Pazienti colpiti dal coronavirus anche all'ospedale di Città di Castello. Come spiega l'assessore regionale alla Salute, Luca Coletto, in una nota ufficiale della Regione Umbria, "la presidente Donatella Tesei ha firmato questa mattina l’ordinanza con la quale si dispone che il sito ospedaliero di Città di Castello venga “parzialmente e temporaneamente” utilizzato per gestire l’emergenza epidemiologica da Covid-19, destinando spazi indipendenti, con accesso dedicato, a reparto di terapia intensiva per pazienti sospetti o positivi".

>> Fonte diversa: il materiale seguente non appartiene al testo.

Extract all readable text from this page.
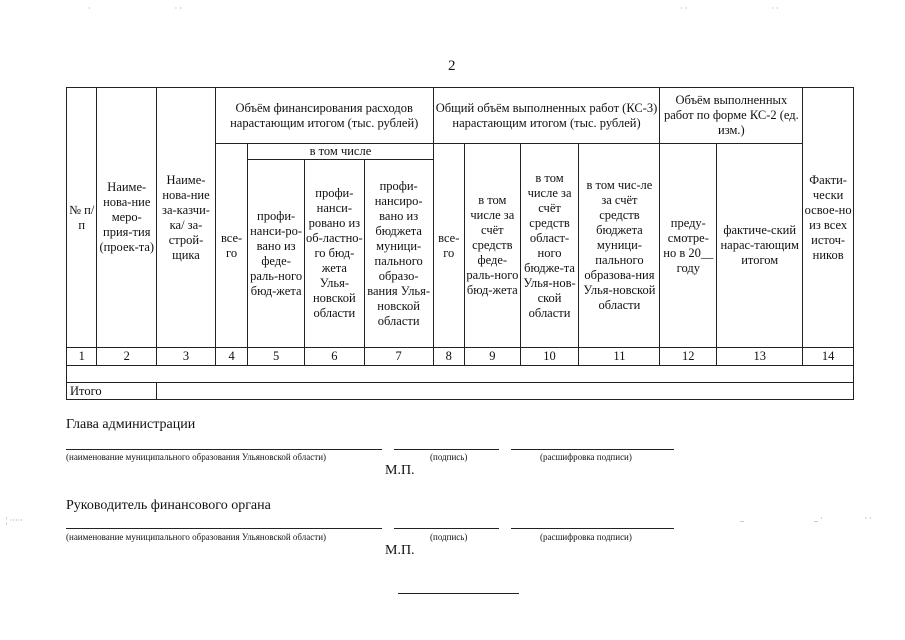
·                                          · ·	· ·                                          · ·
¦ ·····	_                                   _ ·                     · ·
2
№ п/п	Наиме-нова-ние меро-прия-тия (проек-та)	Наиме-нова-ние за-казчи-ка/ за-строй-щика	Объём финансирования расходов нарастающим итогом (тыс. рублей)				Общий объём выполненных работ (КС-3) нарастающим итогом (тыс. рублей)				Объём выполненных работ по форме КС-2 (ед. изм.)		Факти-чески освое-но из всех источ-ников
			все-го	в том числе			все-го	в том числе за счёт средств феде-раль-ного бюд-жета	в том числе за счёт средств област-ного бюдже-та Улья-нов-ской области	в том чис-ле за счёт средств бюджета муници-пального образова-ния Улья-новской области	преду-смотре-но в 20__ году	фактиче-ский нарас-тающим итогом	
				профи-нанси-ро-вано из феде-раль-ного бюд-жета	профи-нанси-ровано из об-ластно-го бюд-жета Улья-новской области	профи-нансиро-вано из бюджета муници-пального образо-вания Улья-новской области							
1	2	3	4	5	6	7	8	9	10	11	12	13	14

Итого													
Глава администрации
(наименование муниципального образования Ульяновской области)	(подпись)	(расшифровка подписи)
М.П.
Руководитель финансового органа
(наименование муниципального образования Ульяновской области)	(подпись)	(расшифровка подписи)
М.П.
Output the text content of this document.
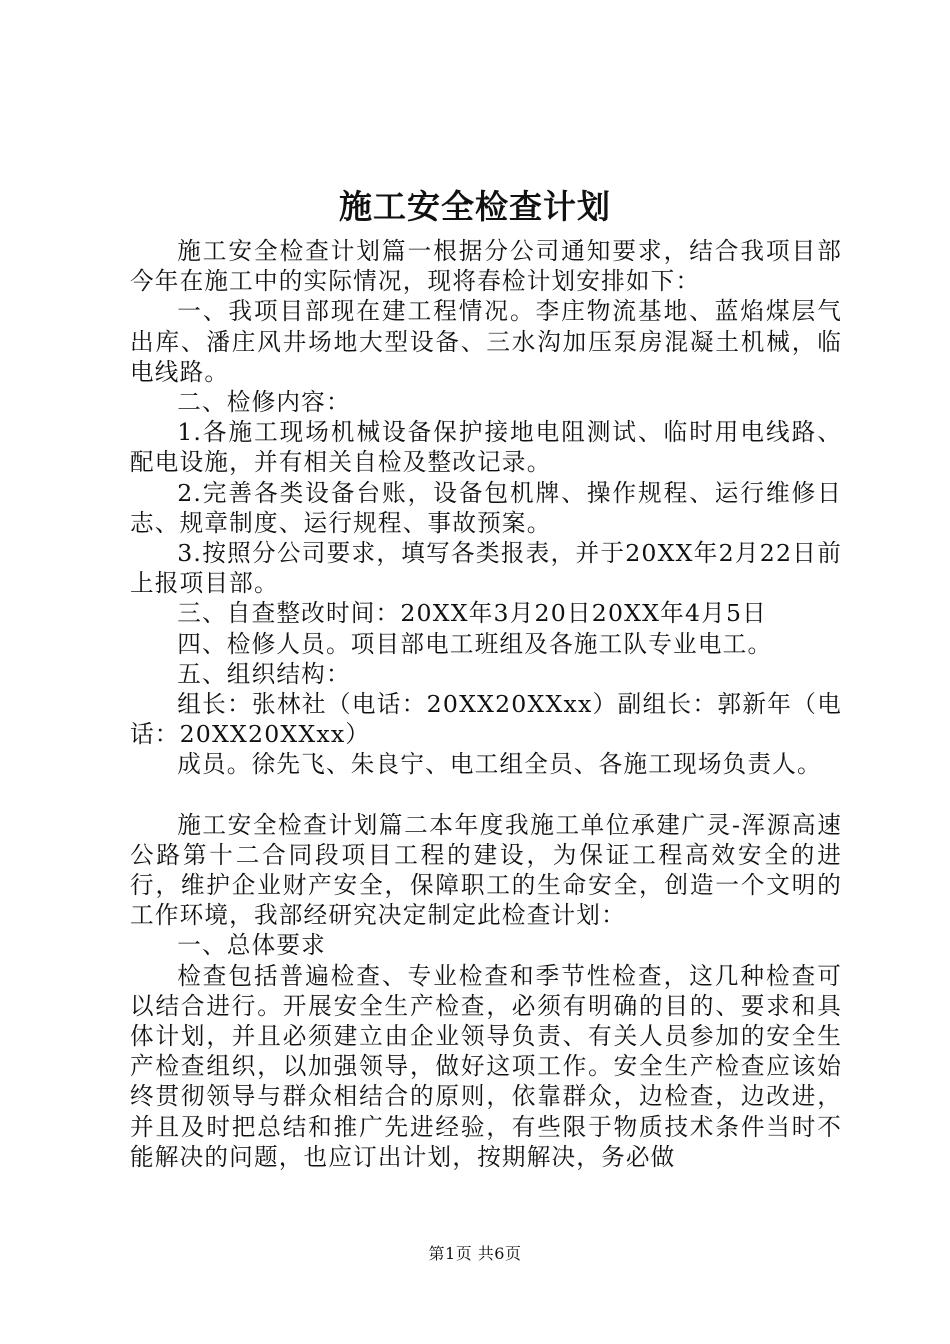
施工安全检查计划

施工安全检查计划篇一根据分公司通知要求，结合我项目部今年在施工中的实际情况，现将春检计划安排如下：

一、我项目部现在建工程情况。李庄物流基地、蓝焰煤层气出库、潘庄风井场地大型设备、三水沟加压泵房混凝土机械，临电线路。

二、检修内容：

1.各施工现场机械设备保护接地电阻测试、临时用电线路、配电设施，并有相关自检及整改记录。

2.完善各类设备台账，设备包机牌、操作规程、运行维修日志、规章制度、运行规程、事故预案。

3.按照分公司要求，填写各类报表，并于20XX年2月22日前上报项目部。

三、自查整改时间：20XX年3月20日20XX年4月5日

四、检修人员。项目部电工班组及各施工队专业电工。

五、组织结构：

组长：张林社（电话：20XX20XXxx）副组长：郭新年（电话：20XX20XXxx）

成员。徐先飞、朱良宁、电工组全员、各施工现场负责人。

施工安全检查计划篇二本年度我施工单位承建广灵-浑源高速公路第十二合同段项目工程的建设，为保证工程高效安全的进行，维护企业财产安全，保障职工的生命安全，创造一个文明的工作环境，我部经研究决定制定此检查计划：

一、总体要求

检查包括普遍检查、专业检查和季节性检查，这几种检查可以结合进行。开展安全生产检查，必须有明确的目的、要求和具体计划，并且必须建立由企业领导负责、有关人员参加的安全生产检查组织，以加强领导，做好这项工作。安全生产检查应该始终贯彻领导与群众相结合的原则，依靠群众，边检查，边改进，并且及时把总结和推广先进经验，有些限于物质技术条件当时不能解决的问题，也应订出计划，按期解决，务必做

第1页 共6页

"Questo è il secondo step del Piano regionale  per la gestione dei posti letto della nostra rete ospedaliera, che ci consentirà di fronteggiare nel miglior modo possibile l’emergenza coronavirus – spiega Coletto -  Dopo l’individuazione dell’Ospedale di Pantalla quale presidio per pazienti in terapia ‘sub intensiva’, abbiamo individuato un’ala di quello di Città di Castello, da dedicare invece ai pazienti che necessitano di terapie ‘intensive’. Come abbiamo già detto  - prosegue - si tratta di misure che stiamo adottando in via straordinaria ed urgente per garantire l’adeguata assistenza a tutti i pazienti. L’Ospedale dell’Altotevere consente l’opportunità di un suo utilizzo parziale, senza dunque comprometterne la sua funzionalità complessiva. Presto, quindi, lo stesso sarà fornito di tutte le strumentazioni e dotazioni necessarie che, al termine dell’emergenza, resteranno in dotazione, a vantaggio della qualità dell’offerta sanitaria del territorio".

Al fine di predisporre idonee misure per fronteggiare l’emergenza - è scritto all’art. 1 dell’ordinanza – dovuta all’estendersi dell’epidemia da COVID-19 e considerando che l’Ospedale di Città di Castello ha un’impostazione distributiva che consente di individuare spazi indipendenti da adibire a terapia intensiva, nonché accessi e percorsi dedicati; che garantisce percorsi maggiormente protetti per la gestione del paziente e che offre maggiore potenzialità di estendere progressivamente i posti letto da destinare a pazienti sospetti o positivi al COVID-19, in relazione all’evolversi dell’epidemia a livello regionale data la sua configurazione, si dispone che lo stabilimento ospedaliero di Città di Castello venga parzialmente e temporaneamente riconfigurato a livello organizzativo-strutturale come ospedale regionale dedicato all’emergenza coronavirus.

L’ordinanza prevede, inoltre, che "le disposizioni sono efficaci a decorrere dalla pubblicazione della presente ordinanza (già avvenuta n.d.r.), fino e non oltre la scadenza di sei mesi stabilita dalla deliberazione del Consiglio dei Ministri del 31 gennaio 2020".